Estratto dell’articolo di Paolo Mastrolilli per www.repubblica.it
JOE BIDEN GIORGIA MELONI - G7 HIROSHIMA
Il Dipartimento di Stato invita Roma a rivedere la sua partecipazione alla nuova Via della Seta, dicendo a Repubblica di essere "fiducioso che il governo italiano sia pienamente consapevole delle preoccupazioni degli Stati Uniti riguardo ad alcune azioni della Repubblica popolare".
Si tira fuori invece dalla questione degli aiuti alla Tunisia, sollecitando a cercare le risposte dal Fondo monetario internazionale, dove però fonti autorevoli spiegano al nostro giornale che "al momento non ci sono passi nuovi concreti per portare all'approvazione dell'Executive Board la Extended Fund Facility", ossia l'assistenza finalizzata ad evitare il collasso economico del Paese nordafricano da cui rischia di partire un'ondata di migrazioni verso le nostre coste.
Tutte indicazioni di come parta in salita la missione negli Usa del ministro degli Esteri Antonio Tajani, che arriva stasera a Washington proprio con l'obiettivo di sbloccare questi dossier e ricevere una data precisa per la visita alla Casa Bianca della premier Giorgia Meloni, auspicata fra il vertice Nato di metà luglio a Vilnius e quello dell'Onu sui Sistemi alimentari che Roma ospiterà dal 24 al 26.
[…] Dopo la delusione per la fuga del ricercato russo Artem Uss, e l'apprezzamento per la posizione di Meloni sull'Ucraina, il punto in cima all'agenda americana è il ritiro di Roma dall'accordo firmato dal governo Conte […] il Dipartimento di Stato risponde che "la decisione spetta solo al governo italiano". […] "Siamo fiduciosi che il governo italiano sia pienamente consapevole delle preoccupazioni degli Stati Uniti riguardo ad alcune azioni della Repubblica popolare.
La storia della Belt and Road Initiative di finanziamenti opachi, risultati unilaterali a vantaggio della Cina, e potenziali rischi per la sicurezza nazionale, dovrebbero attirare l'attenzione di qualsiasi potenziale partner". Roma lo ha capito, ma sta cercando il modo di uscire dalla Bri senza compromettere l'intero rapporto commerciale con Pechino.

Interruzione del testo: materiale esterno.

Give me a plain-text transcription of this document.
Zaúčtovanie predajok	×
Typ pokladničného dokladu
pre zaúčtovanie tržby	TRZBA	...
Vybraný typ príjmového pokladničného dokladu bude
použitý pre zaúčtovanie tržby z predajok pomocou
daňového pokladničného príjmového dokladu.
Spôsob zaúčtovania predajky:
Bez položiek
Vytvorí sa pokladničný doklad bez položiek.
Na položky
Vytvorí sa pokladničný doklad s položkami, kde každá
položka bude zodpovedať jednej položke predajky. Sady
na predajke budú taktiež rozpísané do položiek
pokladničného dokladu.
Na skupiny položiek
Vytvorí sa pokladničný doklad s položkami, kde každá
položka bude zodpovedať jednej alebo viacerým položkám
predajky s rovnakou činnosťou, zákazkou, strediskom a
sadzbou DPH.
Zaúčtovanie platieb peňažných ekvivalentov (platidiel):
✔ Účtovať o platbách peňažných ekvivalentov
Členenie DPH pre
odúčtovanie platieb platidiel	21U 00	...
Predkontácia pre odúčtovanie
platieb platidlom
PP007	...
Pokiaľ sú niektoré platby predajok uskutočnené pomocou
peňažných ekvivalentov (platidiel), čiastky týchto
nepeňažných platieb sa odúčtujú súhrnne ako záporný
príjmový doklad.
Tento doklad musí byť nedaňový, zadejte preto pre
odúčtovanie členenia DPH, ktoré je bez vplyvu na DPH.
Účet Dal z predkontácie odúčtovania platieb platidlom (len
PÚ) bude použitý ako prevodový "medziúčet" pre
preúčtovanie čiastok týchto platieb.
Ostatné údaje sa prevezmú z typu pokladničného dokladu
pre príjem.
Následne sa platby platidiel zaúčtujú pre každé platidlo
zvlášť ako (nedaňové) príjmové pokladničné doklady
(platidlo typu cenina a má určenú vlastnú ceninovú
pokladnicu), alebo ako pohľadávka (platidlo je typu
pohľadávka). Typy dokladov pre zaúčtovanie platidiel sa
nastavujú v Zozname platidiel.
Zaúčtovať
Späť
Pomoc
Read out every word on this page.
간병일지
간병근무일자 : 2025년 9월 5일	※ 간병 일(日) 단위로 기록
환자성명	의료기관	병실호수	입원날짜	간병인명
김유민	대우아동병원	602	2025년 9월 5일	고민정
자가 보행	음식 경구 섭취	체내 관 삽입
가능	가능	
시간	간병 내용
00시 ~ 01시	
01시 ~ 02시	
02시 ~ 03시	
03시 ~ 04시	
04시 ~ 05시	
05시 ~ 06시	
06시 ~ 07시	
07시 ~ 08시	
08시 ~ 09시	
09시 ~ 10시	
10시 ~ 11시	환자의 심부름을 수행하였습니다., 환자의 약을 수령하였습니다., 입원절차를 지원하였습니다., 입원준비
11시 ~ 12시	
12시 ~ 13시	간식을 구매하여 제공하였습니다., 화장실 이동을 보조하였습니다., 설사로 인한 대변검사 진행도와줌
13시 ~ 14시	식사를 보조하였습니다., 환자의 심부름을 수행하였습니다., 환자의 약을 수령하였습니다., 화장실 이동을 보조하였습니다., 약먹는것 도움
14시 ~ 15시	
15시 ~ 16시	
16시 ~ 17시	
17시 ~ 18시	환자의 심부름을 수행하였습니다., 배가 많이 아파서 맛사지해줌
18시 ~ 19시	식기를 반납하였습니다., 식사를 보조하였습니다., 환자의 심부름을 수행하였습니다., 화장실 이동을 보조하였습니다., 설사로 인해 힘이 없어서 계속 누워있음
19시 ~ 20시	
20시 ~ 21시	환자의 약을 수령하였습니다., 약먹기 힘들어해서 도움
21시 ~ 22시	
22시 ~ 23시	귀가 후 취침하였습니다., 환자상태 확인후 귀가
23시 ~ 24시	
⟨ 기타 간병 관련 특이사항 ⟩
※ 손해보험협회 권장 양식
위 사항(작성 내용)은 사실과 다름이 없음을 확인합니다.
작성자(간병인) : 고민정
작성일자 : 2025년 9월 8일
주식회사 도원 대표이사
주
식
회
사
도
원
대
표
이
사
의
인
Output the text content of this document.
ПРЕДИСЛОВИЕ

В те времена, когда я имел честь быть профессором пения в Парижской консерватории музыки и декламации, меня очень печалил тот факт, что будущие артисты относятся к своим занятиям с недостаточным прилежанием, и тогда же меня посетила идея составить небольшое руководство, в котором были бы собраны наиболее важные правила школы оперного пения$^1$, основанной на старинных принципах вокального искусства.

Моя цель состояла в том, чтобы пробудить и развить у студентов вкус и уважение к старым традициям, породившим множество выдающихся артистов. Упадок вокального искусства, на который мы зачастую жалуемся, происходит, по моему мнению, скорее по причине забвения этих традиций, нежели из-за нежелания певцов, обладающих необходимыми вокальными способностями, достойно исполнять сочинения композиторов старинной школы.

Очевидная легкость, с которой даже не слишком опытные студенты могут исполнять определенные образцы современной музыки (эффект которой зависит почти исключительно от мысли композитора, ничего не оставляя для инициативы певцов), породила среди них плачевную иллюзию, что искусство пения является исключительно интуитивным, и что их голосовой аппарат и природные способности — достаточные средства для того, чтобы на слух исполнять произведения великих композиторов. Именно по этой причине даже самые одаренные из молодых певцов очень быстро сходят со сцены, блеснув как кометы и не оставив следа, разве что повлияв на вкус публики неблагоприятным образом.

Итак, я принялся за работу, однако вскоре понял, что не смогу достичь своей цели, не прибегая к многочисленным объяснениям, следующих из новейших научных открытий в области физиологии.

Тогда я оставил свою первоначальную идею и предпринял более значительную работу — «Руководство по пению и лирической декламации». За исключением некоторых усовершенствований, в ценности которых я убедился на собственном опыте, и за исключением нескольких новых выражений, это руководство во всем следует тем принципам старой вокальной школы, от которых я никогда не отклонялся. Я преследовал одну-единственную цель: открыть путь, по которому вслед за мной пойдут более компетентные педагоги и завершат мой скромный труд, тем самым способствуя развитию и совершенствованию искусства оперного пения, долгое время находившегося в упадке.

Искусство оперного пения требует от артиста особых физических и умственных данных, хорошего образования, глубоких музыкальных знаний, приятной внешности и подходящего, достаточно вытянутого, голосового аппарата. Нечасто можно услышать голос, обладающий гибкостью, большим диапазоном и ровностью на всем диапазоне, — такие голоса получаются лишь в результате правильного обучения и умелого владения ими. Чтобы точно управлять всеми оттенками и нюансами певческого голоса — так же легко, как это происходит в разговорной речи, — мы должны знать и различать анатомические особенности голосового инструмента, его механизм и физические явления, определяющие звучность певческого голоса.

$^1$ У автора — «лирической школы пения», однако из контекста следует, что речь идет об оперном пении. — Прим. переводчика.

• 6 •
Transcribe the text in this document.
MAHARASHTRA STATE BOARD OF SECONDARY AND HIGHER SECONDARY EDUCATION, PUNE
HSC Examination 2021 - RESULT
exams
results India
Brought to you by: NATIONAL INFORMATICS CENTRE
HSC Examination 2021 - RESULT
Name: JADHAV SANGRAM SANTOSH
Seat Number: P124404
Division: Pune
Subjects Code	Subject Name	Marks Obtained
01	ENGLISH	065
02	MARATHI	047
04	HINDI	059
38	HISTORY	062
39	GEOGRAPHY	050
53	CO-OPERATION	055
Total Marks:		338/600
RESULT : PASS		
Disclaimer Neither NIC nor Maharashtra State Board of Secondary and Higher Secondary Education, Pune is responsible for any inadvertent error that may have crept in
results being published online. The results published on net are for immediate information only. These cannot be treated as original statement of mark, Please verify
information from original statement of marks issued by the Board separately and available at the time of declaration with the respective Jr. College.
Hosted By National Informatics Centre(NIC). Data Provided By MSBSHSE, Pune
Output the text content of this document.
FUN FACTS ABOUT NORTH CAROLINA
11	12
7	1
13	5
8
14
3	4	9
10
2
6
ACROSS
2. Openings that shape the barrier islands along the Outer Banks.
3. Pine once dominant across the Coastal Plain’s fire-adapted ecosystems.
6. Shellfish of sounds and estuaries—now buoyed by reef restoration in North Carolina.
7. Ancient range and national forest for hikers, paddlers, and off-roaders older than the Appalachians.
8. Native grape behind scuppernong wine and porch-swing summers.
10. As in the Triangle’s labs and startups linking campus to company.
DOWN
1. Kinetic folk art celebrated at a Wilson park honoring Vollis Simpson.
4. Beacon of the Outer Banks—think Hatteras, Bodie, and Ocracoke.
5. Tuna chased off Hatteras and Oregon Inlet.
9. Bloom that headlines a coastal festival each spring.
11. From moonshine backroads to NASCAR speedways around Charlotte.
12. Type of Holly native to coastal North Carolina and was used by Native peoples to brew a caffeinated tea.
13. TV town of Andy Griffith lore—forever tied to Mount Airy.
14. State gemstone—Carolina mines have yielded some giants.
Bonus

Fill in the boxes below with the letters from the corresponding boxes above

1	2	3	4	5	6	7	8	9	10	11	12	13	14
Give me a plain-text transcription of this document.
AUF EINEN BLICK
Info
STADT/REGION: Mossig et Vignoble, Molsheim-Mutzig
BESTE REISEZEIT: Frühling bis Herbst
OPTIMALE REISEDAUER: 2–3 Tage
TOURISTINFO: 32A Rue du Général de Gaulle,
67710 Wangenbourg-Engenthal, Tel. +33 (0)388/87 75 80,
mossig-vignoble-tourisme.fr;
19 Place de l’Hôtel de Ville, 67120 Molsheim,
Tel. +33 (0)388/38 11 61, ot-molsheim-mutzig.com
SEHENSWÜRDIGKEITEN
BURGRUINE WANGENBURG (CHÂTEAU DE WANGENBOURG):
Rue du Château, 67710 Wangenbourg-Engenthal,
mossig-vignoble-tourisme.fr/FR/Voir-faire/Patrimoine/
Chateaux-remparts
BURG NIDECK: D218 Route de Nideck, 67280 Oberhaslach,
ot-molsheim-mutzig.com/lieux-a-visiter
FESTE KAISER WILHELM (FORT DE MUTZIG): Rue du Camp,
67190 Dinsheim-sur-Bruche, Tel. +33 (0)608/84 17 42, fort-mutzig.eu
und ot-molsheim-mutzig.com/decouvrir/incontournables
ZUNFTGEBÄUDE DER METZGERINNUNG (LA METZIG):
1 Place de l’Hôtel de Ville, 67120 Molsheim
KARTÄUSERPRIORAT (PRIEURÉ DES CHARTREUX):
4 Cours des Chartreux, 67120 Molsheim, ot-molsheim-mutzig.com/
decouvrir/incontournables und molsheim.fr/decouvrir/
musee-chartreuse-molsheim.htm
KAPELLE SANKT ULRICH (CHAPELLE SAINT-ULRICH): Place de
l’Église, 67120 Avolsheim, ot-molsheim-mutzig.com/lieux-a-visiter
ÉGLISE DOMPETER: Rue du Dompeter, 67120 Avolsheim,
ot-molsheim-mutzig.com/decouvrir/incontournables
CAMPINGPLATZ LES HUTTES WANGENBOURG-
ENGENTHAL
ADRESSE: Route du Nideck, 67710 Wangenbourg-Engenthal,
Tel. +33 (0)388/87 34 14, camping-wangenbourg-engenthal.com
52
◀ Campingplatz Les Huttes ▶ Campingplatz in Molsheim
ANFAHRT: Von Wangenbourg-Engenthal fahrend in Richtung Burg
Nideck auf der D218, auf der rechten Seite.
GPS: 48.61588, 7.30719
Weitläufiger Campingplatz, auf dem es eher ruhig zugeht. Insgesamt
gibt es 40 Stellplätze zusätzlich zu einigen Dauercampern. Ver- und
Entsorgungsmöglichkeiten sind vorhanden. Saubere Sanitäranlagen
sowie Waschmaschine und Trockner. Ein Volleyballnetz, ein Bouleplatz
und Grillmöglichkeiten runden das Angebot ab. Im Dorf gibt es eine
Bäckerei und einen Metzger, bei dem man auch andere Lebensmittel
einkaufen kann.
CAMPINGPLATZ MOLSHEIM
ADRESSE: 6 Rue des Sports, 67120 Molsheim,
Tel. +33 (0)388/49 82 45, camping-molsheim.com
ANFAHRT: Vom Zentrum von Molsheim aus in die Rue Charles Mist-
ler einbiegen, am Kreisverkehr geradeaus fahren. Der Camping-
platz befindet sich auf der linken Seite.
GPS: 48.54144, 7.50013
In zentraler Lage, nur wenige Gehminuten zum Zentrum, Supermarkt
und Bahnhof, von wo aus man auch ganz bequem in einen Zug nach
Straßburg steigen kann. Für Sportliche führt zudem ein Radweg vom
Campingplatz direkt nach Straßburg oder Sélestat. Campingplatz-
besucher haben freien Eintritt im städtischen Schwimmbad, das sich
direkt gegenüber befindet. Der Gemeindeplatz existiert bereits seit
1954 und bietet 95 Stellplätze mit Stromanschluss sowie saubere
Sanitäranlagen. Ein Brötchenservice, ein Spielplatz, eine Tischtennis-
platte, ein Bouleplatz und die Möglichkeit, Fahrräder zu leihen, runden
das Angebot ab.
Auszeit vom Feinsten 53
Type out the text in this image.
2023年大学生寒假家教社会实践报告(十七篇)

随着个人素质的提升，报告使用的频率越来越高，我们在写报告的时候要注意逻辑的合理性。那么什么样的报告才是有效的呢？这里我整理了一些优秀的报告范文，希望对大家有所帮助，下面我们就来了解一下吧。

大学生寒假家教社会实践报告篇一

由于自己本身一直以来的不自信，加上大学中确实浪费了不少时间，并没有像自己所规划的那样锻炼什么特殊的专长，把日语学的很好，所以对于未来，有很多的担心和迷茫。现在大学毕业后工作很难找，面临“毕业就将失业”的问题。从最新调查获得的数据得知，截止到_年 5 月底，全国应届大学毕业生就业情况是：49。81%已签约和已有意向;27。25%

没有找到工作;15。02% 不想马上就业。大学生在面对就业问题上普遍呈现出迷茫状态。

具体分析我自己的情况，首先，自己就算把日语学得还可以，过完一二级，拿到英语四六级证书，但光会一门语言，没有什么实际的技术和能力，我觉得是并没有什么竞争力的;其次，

Sulla Tunisia il Dipartimento di Stato evita dunque di prendere posizione, confermando che non ha ancora deciso di appoggiare il pacchetto di aiuti sostenuto dall'Italia: "Dovete rivolgervi all'Fmi e al governo tunisino". Il Fondo però frena. Il 15 ottobre ha raggiunto uno Staff Level Agreement per dare 1,9 miliardi di dollari a Tunisi, ma non l'ha portato al voto del Board perché per aiutare un Paese con debito pubblico insostenibile ha bisogno di due elementi.
Primo, serve che altri membri forniscano risorse per renderlo sostenibile, e qui ci sono movimenti; secondo, il beneficiato deve impegnarsi su un pacchetto di riforme che rafforzi la crescita, e qui invece il presidente Kais Saied continua a frenare. Roma spera che il ritorno oggi di Meloni a Tunisi con la presidente della Commissione Ue Ursula von der Leyen, e gli incontri di Tajani a Washington domani, sblocchino il dossier.